Stranezze da ddl. L’affetto entra nel codice. Per la prima volta

codiceAvvenire 15 febbraio 2007

prof. Giuseppe Dalla Torre

(Presidente Unione Giuristi Cattolici Italiani)

La strategia che è sotto certe polemiche sembra voler distorcere il  dibattito sui Dico nella trita contrapposizione tra cattolici e  laici, antico vizio italico, sviandolo dall’oggetto principale.  Occorre invece non cadere nella trappola, ribadire che non si tratta  di una “questione cattolica” e riportare il tema sui corretti binari  di una valutazione razionale.

E’ proprio alla luce della ragione che deve essere valutato, nelle sue finalità, nell’insieme e nei dettagli il discusso Disegno di  legge.  Per esempio partendo dallo stesso incipit del testo, vale a dire da  quel comma 1 dell’articolo 1 dove si individuano i destinatari del  provvedimento in due persone maggiorenni e capaci, anche dello  stesso sesso, “unite da reciproci vincoli affettivi”.

Il riferimento ai “vincoli affettivi”, infatti, se letto con gli occhi del giurista risulta assai poco chiaro, anzi del tutto ambiguo.
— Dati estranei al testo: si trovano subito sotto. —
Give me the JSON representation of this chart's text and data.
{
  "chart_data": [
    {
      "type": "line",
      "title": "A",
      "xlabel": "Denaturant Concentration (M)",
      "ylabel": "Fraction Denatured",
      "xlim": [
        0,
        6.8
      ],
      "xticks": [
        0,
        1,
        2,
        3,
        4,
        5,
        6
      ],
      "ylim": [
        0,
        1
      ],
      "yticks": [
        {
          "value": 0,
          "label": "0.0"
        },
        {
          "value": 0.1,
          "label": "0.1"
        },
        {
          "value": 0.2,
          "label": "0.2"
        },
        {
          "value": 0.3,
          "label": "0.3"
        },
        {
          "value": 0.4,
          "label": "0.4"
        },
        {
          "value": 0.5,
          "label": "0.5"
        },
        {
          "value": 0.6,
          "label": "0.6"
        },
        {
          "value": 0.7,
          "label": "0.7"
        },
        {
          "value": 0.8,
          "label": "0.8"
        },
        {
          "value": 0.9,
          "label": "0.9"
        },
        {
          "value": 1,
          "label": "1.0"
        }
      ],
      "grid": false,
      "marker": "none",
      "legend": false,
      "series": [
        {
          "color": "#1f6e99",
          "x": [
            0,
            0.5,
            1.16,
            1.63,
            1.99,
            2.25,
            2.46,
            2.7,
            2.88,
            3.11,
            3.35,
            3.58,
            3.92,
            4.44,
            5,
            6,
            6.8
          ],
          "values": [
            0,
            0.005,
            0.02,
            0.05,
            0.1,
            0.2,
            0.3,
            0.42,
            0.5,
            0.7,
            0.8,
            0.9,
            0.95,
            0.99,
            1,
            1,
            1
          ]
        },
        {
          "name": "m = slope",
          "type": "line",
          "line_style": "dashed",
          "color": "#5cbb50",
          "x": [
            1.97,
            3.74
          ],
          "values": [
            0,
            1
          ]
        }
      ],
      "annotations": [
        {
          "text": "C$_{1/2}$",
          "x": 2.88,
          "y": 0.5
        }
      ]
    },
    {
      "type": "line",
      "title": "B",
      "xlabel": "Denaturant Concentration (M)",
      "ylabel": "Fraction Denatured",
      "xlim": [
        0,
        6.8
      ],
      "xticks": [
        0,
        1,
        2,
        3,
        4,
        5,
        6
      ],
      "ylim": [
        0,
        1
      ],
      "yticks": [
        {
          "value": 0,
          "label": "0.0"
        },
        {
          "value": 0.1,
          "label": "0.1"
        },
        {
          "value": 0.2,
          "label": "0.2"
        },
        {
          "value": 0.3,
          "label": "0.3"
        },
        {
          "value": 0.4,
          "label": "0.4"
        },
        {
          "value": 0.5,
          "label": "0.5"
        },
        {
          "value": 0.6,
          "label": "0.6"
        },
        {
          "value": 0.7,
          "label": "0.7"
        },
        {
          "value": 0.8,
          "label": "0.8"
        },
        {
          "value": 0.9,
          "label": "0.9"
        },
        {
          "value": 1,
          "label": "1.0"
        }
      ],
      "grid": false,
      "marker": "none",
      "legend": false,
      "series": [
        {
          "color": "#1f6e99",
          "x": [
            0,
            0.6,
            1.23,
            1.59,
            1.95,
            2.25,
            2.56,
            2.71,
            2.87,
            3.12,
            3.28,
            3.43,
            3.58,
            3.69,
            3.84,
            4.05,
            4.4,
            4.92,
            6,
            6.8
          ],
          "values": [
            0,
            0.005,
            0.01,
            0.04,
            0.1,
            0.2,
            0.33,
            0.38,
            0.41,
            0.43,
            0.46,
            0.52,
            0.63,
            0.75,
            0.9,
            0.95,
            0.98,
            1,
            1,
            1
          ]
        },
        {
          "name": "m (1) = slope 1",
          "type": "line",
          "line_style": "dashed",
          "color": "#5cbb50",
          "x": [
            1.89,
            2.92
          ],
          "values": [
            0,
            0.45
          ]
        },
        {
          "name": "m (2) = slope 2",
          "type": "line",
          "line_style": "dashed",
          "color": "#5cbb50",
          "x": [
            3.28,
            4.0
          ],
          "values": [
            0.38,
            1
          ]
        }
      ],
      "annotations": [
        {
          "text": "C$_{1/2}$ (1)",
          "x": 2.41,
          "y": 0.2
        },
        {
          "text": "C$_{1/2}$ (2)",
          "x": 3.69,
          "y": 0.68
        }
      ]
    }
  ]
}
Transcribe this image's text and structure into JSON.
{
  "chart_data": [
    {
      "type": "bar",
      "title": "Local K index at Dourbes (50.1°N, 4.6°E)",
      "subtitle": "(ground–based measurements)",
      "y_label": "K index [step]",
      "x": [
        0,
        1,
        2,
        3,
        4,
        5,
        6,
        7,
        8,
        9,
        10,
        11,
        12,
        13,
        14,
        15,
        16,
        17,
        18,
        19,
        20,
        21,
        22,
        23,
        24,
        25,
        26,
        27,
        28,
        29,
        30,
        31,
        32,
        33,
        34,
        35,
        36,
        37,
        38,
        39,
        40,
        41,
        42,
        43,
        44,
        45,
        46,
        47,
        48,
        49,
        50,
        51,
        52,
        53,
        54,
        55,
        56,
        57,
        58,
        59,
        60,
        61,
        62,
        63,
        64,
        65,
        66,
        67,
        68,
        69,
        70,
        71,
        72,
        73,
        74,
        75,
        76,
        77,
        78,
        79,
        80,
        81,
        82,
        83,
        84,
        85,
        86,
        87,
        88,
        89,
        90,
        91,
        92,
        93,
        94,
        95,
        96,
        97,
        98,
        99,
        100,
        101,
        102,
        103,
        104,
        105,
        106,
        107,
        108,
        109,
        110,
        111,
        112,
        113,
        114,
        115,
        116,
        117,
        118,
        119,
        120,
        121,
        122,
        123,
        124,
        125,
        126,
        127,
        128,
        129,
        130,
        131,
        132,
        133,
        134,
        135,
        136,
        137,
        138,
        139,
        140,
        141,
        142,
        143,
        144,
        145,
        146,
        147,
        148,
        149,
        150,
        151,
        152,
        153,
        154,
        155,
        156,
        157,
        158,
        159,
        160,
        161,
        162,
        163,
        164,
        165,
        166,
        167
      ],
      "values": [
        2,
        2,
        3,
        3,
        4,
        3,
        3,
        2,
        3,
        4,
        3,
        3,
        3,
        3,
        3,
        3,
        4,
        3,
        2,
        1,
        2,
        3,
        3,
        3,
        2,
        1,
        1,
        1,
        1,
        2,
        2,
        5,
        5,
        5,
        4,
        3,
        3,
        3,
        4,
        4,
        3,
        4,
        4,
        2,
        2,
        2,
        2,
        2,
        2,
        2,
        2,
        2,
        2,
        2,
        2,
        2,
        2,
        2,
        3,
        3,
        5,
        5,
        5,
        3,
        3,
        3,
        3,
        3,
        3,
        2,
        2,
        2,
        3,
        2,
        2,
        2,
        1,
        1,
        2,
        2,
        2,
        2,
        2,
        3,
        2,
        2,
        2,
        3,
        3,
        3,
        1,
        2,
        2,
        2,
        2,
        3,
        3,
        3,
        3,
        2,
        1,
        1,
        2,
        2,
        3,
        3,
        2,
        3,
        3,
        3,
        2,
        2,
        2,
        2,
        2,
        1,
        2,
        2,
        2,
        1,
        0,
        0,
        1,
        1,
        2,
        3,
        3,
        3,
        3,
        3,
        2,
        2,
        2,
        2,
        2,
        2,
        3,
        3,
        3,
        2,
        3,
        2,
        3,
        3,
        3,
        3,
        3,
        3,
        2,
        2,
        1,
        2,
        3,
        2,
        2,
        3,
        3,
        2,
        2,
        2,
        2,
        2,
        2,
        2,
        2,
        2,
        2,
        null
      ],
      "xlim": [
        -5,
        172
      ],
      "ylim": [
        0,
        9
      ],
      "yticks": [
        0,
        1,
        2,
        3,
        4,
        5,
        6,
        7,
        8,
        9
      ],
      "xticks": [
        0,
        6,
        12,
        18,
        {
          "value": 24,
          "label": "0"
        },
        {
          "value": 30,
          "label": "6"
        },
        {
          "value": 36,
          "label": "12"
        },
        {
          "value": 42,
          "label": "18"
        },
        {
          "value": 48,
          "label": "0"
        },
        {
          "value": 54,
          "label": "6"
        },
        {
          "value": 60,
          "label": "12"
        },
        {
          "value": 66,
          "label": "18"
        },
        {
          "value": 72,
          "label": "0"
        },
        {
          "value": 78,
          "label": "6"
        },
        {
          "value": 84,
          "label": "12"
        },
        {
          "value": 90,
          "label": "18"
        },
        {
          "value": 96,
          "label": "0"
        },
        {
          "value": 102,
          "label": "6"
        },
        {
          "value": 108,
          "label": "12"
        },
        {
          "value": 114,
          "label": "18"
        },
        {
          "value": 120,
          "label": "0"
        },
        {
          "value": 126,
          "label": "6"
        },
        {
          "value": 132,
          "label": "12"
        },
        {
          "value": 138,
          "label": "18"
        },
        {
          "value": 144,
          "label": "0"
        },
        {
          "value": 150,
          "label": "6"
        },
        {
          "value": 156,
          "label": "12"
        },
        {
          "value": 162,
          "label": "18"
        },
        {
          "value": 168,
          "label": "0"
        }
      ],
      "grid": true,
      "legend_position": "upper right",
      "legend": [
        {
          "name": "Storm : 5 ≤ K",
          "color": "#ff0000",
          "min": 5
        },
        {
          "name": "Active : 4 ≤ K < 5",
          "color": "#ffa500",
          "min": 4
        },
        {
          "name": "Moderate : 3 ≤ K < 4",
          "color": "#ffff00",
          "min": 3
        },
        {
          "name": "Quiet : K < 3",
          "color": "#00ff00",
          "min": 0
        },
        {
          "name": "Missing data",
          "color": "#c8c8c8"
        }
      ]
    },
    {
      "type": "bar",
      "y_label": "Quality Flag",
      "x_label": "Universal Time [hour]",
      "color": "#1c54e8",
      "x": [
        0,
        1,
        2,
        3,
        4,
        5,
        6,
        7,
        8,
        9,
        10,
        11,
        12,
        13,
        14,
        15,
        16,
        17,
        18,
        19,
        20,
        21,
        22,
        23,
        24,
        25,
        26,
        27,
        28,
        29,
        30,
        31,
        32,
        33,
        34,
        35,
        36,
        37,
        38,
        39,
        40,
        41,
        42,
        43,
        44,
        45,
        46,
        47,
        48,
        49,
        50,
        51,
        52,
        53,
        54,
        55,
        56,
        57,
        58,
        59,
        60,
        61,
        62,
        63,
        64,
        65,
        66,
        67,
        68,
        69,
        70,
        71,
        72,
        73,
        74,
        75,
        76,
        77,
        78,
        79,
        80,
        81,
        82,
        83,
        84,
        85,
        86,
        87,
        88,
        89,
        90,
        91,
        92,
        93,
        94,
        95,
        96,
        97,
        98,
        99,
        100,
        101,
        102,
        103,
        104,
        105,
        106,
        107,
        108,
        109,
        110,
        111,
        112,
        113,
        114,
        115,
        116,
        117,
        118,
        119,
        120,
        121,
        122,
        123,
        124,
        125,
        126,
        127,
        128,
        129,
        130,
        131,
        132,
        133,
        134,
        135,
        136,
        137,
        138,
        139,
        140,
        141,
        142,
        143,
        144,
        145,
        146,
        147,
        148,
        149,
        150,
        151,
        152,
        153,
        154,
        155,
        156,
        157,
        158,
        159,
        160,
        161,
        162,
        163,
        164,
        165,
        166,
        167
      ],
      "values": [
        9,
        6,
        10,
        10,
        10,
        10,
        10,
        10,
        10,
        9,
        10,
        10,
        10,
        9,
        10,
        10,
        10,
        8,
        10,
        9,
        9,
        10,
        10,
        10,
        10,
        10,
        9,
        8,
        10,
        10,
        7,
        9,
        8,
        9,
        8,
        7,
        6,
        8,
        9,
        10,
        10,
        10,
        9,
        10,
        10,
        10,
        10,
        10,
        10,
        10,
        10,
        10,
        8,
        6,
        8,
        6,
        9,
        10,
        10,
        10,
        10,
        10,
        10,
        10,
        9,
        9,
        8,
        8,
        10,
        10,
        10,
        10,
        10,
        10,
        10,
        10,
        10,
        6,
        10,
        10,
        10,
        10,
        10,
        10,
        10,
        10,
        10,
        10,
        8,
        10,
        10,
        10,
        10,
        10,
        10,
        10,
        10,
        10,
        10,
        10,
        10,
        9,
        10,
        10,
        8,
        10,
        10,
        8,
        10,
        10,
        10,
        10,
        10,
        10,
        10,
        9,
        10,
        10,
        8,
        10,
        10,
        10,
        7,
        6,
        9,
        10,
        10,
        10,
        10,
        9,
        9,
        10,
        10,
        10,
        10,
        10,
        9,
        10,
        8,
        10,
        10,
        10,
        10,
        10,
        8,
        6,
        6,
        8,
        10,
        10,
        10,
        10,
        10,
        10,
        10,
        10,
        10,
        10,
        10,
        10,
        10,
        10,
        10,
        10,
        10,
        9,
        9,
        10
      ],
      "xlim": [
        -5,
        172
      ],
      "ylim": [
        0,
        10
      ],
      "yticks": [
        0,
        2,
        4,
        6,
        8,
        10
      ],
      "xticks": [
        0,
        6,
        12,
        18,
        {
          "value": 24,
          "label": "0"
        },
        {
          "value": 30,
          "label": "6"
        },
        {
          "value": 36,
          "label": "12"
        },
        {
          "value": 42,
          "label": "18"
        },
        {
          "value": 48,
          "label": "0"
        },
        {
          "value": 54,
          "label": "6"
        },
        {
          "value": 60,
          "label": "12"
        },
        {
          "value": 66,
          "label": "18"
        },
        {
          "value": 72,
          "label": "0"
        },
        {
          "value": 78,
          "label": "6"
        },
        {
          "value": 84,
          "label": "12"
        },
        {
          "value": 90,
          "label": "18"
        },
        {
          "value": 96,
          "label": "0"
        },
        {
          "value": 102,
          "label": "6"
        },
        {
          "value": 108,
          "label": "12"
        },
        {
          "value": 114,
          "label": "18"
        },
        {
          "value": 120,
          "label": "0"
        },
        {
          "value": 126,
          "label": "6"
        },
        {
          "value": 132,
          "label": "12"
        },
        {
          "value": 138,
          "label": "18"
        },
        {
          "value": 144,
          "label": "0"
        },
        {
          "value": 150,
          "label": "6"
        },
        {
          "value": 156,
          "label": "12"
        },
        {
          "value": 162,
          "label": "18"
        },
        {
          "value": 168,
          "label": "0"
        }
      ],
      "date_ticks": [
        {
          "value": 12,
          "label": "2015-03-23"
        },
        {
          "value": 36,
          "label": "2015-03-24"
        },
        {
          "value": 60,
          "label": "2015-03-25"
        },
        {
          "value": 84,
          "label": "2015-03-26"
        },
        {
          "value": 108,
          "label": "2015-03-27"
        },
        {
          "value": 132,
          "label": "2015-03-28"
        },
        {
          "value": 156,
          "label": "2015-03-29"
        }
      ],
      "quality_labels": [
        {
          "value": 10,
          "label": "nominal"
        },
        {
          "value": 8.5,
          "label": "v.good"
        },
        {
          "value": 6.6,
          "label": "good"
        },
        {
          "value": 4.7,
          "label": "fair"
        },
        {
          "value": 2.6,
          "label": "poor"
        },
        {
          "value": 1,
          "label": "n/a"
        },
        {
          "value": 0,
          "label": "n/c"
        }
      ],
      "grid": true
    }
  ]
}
Innanzitutto perché gli affetti, che attengono alla sfera dei sentimenti, sfuggono al diritto: non possono essere rilevati, quantificati, soppesati, quindi regolamentati.

Non è un caso che l’intera disciplina civilistica del matrimonio – ed è tutto dire – ignori totalmente l’elemento affettivo, limitandosi a precisare che dal matrimonio derivano obblighi (e reciprocamente diritti) concreti e verificabili, quali la fedeltà, l’assistenza materiale e morale, la collaborazione nell’interesse della famiglia, la coabitazione (art. 143).

Ed anche per ciò che attiene ai figli, il diritto non dice che i genitori hanno il dovere di amare i figli, limitandosi molto più concretamente a precisare che il matrimonio impone ai coniugi l’obbligo di mantenere, istruire ed educare i figli (art. 147): obbligo il cui soddisfacimento è possibile controllare, ad esempio dal giudice.

Insomma: il Disegno di legge introduce nell’ordinamento un elemento, l’affetto, che natura sua esula dalla dimensione giuridica; un elemento che il diritto non ha mai disciplinato perché non è in grado di disciplinare.

Più gravi le conseguenze se per “vincoli affettivi” si volessero intendere rapporti sessuali. A parte l’irragionevolezza di non dire pane al pane e vino al vino, o di voler dare rilievo pubblico ad una dimensione per sua natura intima e privata, rimane il fatto che se così dovesse intendersi la norma indicata, la conseguenza sarebbe quella di introdurre la legittimazione dell’incesto nel nostro ordinamento.

Già: perché il testo del Disegno di legge esclude dal ricorso ai Dico i soli consanguinei in linea retta, permettendolo quindi tra fratelli e sorelle, o tra zii e nipoti. D’altra parte troppi e troppo forti indizi fanno dedurre che l’espressione “vincoli affettivi” voglia alludere nient’altro che ai rapporti sessuali.

Che senso avrebbe altrimenti la preoccupata sollecitudine del legislatore di escludere i consanguinei in linea retta entro il secondo grado (e, specularmente, gli affini) dai Dico? Che senso avrebbe, più ancora, la puntigliosa sottolineatura che i Dico riguardano due persone “anche dello stesso sesso”? Se così non fosse, nell’un caso e nell’altro si tratterebbe, infatti, di precisazioni normative inutiliter datae: date inutilmente.

Ma anche le disposizioni date inutilmente non sono, dal punto di vista giuridico, ragionevoli. Per questo, torniamo alla ragione.